There are a number of factors which tend to influence the relative performance of active vs. passive management. These factors include metrics such as the performance of U.S. small caps minus U.S. large caps (positive number typically favors active management) and the relative performance of positive earning companies minus negative earners (again, a positive number typically favors active management). The above chart from Leuthold Weeden highlights some of these factors. It is somewhat remarkable how quickly these factors have changed in favor of active management after appearing to bottom out in late 2015/early 2016. One can see from the chart that active vs. passive performance tends to be cyclical and that these cycles tend to last at least a couple of years.
Callan Associates, a consultant, has calculated where the S&P 500 Index ranks relative to its peer group of active managers in the large cap universe on a one-year rolling basis (to illustrate, a ranking of 50 means that the S&P 500 index is right in the middle of peer returns and a ranking of 20 means the S&P 500 ranked higher than 80% of fund managers). This chart illustrates the extent to which passive management has outperformed active management over the past five years. It again shows the cyclicality of active and passive relative performance.
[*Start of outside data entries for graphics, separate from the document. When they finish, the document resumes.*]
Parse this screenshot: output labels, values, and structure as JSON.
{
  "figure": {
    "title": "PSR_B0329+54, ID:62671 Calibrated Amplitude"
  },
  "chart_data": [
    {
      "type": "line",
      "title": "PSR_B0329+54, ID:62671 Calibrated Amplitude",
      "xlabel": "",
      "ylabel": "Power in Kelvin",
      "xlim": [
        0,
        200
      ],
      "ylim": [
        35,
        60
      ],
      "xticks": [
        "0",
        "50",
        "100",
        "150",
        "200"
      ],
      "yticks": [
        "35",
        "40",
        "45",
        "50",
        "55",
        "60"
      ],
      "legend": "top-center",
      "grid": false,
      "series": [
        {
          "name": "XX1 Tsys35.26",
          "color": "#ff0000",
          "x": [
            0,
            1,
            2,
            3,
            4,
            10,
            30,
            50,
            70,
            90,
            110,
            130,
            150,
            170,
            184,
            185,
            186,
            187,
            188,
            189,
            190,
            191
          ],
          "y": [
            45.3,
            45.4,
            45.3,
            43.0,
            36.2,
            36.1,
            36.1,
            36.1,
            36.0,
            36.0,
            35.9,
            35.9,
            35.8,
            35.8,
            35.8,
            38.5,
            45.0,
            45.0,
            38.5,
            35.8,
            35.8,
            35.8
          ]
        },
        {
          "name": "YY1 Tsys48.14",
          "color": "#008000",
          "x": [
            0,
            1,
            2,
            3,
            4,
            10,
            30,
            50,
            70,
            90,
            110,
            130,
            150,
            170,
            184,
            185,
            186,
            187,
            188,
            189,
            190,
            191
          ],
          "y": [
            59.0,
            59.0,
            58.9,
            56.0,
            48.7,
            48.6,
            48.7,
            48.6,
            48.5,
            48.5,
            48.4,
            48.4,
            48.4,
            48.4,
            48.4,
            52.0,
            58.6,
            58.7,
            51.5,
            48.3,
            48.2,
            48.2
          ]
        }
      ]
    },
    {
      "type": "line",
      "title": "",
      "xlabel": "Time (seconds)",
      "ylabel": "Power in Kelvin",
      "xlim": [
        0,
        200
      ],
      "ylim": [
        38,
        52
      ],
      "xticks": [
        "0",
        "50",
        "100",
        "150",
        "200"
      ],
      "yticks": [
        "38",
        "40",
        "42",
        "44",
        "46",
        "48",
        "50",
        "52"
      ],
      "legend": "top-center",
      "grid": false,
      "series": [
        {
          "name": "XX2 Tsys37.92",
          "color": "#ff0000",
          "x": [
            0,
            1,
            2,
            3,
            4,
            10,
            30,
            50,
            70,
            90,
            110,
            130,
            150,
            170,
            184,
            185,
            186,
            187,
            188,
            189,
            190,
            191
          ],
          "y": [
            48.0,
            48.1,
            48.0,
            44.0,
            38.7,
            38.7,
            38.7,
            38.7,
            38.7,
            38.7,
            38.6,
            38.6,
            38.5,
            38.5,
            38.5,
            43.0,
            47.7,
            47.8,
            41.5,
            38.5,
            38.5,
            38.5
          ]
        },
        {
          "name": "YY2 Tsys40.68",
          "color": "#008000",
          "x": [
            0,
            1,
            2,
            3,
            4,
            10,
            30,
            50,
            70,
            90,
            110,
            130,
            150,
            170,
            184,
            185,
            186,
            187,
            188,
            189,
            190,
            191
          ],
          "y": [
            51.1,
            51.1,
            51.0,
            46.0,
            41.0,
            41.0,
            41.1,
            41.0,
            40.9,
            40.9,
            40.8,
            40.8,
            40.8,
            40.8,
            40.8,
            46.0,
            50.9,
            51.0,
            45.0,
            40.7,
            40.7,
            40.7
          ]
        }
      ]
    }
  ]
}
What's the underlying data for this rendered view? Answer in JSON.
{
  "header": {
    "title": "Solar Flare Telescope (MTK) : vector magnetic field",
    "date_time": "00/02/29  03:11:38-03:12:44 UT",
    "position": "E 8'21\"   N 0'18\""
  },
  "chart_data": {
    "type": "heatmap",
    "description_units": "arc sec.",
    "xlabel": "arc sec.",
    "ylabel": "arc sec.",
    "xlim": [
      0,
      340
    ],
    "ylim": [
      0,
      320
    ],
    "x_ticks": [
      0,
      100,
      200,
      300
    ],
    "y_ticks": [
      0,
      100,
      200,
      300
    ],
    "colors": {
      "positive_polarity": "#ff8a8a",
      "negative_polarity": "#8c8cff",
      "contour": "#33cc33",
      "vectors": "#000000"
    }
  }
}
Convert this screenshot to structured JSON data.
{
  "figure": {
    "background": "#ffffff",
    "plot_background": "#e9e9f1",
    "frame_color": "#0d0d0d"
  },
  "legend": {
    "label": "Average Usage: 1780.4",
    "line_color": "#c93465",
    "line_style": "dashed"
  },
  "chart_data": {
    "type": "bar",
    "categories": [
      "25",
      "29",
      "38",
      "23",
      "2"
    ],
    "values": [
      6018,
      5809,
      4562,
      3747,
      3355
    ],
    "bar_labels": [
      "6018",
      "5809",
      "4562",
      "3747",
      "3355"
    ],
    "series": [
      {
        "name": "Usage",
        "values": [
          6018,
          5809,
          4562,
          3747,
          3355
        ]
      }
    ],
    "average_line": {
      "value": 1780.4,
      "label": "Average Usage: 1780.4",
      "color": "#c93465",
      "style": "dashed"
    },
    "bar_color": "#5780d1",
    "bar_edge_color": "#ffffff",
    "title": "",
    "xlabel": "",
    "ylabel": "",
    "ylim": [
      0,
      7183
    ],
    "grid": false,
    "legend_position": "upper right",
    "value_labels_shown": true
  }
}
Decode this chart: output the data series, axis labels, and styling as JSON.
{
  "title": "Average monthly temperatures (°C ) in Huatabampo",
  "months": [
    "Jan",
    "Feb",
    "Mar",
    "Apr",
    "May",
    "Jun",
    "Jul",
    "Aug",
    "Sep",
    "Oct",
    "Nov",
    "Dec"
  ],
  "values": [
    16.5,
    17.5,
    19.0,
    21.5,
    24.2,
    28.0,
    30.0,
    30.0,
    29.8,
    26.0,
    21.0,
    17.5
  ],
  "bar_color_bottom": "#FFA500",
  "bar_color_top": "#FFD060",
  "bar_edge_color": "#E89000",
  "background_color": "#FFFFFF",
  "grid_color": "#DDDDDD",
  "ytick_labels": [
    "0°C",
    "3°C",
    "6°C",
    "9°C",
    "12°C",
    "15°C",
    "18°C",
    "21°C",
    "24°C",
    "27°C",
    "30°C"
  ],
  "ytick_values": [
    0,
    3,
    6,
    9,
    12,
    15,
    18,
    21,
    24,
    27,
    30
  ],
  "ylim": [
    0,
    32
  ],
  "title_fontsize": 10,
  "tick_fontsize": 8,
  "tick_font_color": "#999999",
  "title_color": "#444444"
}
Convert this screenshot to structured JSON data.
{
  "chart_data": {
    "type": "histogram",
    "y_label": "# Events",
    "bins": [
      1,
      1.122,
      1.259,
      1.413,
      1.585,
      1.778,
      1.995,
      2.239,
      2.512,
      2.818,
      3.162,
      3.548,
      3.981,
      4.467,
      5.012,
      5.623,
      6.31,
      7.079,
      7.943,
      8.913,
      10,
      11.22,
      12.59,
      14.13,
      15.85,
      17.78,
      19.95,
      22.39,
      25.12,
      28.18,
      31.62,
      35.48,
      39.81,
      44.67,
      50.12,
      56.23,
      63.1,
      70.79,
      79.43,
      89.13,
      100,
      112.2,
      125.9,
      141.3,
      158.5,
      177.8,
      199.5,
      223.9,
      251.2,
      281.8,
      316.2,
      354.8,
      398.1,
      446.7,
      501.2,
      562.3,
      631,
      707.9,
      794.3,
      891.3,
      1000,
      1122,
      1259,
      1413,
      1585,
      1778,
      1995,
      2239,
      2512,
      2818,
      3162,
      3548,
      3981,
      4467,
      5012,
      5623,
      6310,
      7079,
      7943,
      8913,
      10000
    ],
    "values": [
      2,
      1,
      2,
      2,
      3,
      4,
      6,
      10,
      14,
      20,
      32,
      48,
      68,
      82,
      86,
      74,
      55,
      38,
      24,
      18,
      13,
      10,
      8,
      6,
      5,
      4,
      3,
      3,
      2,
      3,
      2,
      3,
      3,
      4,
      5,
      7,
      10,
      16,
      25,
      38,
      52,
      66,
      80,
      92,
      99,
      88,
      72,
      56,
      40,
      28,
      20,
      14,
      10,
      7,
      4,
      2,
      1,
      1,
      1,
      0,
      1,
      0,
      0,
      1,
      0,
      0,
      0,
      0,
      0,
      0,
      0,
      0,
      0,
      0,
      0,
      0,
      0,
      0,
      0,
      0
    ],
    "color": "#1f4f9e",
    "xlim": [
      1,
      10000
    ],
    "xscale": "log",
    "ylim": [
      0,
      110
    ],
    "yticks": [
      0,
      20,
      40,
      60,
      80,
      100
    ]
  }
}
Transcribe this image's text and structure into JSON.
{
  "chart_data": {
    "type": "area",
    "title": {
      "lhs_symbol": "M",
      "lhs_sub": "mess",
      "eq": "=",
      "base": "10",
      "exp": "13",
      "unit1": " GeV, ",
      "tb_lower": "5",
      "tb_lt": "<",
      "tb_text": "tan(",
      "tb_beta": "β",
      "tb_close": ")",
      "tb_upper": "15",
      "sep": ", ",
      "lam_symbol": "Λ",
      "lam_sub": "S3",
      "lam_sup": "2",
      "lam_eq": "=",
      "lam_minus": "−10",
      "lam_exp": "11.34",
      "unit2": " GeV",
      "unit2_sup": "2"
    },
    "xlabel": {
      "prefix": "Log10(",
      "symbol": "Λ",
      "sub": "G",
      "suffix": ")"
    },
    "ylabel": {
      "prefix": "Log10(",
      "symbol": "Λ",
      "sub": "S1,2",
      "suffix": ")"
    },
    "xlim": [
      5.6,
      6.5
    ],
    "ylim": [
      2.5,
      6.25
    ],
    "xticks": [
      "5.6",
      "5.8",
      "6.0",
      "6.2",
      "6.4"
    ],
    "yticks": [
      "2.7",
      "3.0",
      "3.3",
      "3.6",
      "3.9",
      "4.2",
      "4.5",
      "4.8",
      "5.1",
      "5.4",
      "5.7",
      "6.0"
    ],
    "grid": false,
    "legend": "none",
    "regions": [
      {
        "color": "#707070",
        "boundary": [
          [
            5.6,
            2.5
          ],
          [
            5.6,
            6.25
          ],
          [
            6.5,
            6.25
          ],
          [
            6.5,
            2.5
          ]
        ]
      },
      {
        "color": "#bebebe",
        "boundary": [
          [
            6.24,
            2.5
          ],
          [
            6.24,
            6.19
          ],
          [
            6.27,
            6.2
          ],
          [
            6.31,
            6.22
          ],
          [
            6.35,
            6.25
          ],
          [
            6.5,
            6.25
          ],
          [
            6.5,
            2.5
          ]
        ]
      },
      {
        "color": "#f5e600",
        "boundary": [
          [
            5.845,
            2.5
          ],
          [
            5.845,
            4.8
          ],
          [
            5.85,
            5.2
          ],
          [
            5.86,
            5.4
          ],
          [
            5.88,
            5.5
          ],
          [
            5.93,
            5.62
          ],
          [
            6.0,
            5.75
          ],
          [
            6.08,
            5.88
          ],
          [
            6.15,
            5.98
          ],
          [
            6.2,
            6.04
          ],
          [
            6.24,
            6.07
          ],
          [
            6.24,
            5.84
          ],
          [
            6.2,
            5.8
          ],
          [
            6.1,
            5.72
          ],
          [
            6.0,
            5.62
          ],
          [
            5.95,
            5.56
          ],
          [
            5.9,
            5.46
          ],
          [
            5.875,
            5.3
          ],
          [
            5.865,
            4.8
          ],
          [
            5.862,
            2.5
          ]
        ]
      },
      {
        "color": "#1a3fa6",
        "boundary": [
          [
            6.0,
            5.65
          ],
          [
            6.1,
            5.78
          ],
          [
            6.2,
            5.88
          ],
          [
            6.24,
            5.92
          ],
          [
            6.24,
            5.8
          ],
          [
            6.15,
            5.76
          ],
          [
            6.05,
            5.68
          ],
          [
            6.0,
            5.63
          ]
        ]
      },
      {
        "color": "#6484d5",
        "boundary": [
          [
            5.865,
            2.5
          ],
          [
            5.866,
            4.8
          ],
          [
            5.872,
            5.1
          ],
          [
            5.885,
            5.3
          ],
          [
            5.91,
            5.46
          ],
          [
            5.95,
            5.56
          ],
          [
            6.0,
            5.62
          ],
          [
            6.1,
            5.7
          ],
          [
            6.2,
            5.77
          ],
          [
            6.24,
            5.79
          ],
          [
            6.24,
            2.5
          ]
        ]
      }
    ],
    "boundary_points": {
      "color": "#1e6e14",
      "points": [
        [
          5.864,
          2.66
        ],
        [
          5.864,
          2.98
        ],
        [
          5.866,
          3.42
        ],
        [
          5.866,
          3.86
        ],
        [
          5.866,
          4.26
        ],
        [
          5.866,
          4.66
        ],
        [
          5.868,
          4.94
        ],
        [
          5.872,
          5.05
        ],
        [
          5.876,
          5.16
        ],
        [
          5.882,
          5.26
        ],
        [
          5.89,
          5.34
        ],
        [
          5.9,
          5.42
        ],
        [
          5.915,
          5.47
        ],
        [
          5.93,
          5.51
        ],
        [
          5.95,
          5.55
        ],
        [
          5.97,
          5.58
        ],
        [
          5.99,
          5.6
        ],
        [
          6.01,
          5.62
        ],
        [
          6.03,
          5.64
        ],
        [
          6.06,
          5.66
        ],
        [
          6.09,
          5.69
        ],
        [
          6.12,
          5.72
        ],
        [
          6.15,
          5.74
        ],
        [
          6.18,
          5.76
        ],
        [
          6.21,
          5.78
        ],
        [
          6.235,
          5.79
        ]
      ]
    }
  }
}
In light of all this, we advocate a thoughtful portfolio construction approach which uses a combination of active and passive. Too often, the discussion seems to be an all or nothing proposition. Active managers differ substantially in the amount of risk (tracking error) they take, turnover, cost etc. Passive funds can differ widely on cost, the index that they track, and implementation process (i.e. index replication vs. sampling). Additionally there are parts of the market where active management has proven to be able to add value and/or lower risk and different types of market environments which favor active vs. passive management.
In our multi-asset funds, we utilize a combination of active and passive management. In areas that we believe to be more efficient, such as U.S. Large Cap equities and U.S. Mid Cap equities, we tend to employ more passive exposure. While we are not confident in our ability to predict the precise timing of a “sea change” in performance between active and passive, it appears to us that many factors are lining up in favor of active management.